Predict Huffman compression ratio without construc

2019-04-15 23:00发布

问题:

I have a binary file and i know the number of occurrences of every symbol in it. I need to predict the length of compressed file IF i was to compress it using Huffman algorithm. I am only interested in the hypothetical output length and not in the codes for individual symbols, so constructing Huffman tree seems redundant.
As an illustration i need to get something like
"A binary string of 38 bits which contains 4 a's, 5 b's and 10 c's can be compressed down to 28 bits.", except both the file and the alphabet size are much larger.

The basic question is: can it be done without constructing the tree?

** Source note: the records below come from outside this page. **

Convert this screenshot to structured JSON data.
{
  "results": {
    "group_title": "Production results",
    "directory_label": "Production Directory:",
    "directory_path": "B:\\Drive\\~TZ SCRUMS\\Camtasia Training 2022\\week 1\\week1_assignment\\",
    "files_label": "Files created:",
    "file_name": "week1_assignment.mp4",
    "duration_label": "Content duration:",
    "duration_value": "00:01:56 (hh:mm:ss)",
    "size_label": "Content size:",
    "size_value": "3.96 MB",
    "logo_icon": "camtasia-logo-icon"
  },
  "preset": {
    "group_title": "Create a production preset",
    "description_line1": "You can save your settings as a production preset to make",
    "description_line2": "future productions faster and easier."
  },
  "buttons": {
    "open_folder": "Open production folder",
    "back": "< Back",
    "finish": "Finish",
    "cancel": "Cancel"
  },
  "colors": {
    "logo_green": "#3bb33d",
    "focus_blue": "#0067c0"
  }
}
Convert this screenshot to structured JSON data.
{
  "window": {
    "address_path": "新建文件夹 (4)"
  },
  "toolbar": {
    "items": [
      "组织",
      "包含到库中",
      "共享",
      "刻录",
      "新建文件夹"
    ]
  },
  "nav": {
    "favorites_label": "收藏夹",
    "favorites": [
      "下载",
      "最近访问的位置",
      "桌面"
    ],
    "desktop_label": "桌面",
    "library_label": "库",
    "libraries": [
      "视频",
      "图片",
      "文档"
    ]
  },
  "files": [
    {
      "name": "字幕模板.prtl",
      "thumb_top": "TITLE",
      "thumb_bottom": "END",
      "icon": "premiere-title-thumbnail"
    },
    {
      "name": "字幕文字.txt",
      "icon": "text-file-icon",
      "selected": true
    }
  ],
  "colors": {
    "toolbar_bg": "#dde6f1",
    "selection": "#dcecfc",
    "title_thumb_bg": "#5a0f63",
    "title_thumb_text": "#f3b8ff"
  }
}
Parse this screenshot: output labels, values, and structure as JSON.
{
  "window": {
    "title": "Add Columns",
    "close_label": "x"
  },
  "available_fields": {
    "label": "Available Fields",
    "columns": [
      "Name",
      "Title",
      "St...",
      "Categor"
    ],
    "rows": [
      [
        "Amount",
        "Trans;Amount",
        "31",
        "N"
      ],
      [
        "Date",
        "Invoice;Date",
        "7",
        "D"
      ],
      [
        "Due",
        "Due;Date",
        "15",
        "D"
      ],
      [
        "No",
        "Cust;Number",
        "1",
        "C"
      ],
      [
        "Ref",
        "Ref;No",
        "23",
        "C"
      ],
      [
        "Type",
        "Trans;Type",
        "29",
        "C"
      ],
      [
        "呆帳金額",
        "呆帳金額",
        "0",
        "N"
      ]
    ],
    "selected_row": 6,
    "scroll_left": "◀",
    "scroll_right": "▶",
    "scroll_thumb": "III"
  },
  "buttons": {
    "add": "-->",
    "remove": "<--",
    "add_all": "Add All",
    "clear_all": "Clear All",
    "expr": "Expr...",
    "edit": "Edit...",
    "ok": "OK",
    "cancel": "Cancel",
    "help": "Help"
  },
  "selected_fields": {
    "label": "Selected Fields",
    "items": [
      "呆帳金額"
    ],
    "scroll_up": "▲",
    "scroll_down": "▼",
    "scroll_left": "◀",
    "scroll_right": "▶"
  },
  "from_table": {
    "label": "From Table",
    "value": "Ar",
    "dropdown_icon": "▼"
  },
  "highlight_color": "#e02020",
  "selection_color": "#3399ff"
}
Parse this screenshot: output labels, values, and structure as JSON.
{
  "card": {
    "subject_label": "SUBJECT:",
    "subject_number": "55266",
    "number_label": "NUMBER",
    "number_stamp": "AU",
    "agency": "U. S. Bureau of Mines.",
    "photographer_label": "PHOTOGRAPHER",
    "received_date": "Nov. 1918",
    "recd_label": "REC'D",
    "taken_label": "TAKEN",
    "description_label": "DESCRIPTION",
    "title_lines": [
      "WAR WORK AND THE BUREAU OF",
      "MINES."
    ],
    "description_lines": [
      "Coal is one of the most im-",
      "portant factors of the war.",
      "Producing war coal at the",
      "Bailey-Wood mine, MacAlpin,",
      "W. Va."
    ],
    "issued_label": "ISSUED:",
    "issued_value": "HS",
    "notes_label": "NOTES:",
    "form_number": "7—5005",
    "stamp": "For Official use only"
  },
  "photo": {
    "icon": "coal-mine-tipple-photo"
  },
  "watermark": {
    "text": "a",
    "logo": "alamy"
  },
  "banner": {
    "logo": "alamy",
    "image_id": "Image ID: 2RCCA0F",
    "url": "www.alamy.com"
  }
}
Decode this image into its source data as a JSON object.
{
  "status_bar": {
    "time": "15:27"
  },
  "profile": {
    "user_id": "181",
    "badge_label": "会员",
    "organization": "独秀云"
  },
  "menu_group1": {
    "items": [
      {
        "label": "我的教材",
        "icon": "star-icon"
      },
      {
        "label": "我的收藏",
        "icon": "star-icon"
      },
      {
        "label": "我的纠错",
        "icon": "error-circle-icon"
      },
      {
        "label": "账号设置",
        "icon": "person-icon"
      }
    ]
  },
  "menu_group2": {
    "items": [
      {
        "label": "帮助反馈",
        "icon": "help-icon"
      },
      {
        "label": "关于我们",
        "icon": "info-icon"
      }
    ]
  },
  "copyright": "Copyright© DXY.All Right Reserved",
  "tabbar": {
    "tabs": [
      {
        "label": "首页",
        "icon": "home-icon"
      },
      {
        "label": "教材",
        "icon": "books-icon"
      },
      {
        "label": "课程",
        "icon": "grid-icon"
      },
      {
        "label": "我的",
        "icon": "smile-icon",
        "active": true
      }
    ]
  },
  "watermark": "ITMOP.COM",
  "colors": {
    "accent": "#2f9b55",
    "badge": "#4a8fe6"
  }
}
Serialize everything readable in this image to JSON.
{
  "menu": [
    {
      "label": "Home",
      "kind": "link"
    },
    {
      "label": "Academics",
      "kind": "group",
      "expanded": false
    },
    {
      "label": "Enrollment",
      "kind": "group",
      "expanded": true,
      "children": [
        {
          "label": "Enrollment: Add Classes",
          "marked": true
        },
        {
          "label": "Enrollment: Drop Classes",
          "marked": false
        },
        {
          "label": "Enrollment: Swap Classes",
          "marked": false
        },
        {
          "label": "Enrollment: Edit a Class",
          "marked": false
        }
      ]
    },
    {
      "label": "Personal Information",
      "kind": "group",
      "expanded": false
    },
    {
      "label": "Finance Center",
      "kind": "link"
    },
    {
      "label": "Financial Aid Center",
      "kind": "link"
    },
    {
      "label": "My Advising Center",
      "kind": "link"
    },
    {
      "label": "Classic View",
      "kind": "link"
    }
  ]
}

Looking at the greedy algorithm: http://www.siggraph.org/education/materials/HyperGraph/video/mpeg/mpegfaq/huffman_tutorial.html
it seems the tree can be constructed in n*log(n) time where n is the number of distinct symbols in the file. This is not bad asymptotically, but requires memory allocation for tree nodes and does a lot of work which in my case goes to waste.

回答1:

the lower bound on the average number of bits per symbol in compressed file is nothing but the entropy H = -sum(p(x)*log(p(x))) for all symbols x in input. P(x) = freq(x)/(filesize). Using this compressed length(lower bound) = filesize*H. This is the lower bound on compressed size of file. But unfortunately the optimal entropy is not achievable in most case because bits are integral not fractional so in practical case the huffman tree is needed to be constructed to get correct compression size. But optimal compression size can be used to get the upper bound on amount of compression possible and to decide whether to use huffman or not.



回答2:

You can upper bound the average bit counts per symbol in Huffman coding by H(p1, p2, ..., pn) + 1 where H is entropy, each pi is probability of symbol i occuring in input. If you multiply this value by input size N it will give you approximated length of encoded output.



回答3:

You could easily modify the algorithm to build the binary tree in an array. The root node is at index 0, its left node at index 1 and right node at index 2. In general, a node's children will be at (index*2) + 1 and (index * 2) + 2. Granted, this still requires memory allocation, but if you know how many symbols you have you can compute how many nodes will be in the tree. So it's a single array allocation.

I don't see where the work that's done really goes to waste. You have to keep track of the combining logic somehow, and doing it in a tree as shown is pretty simple. I know that you're just looking for the final answer--the length of each symbol--but you can't get that answer without doing the work.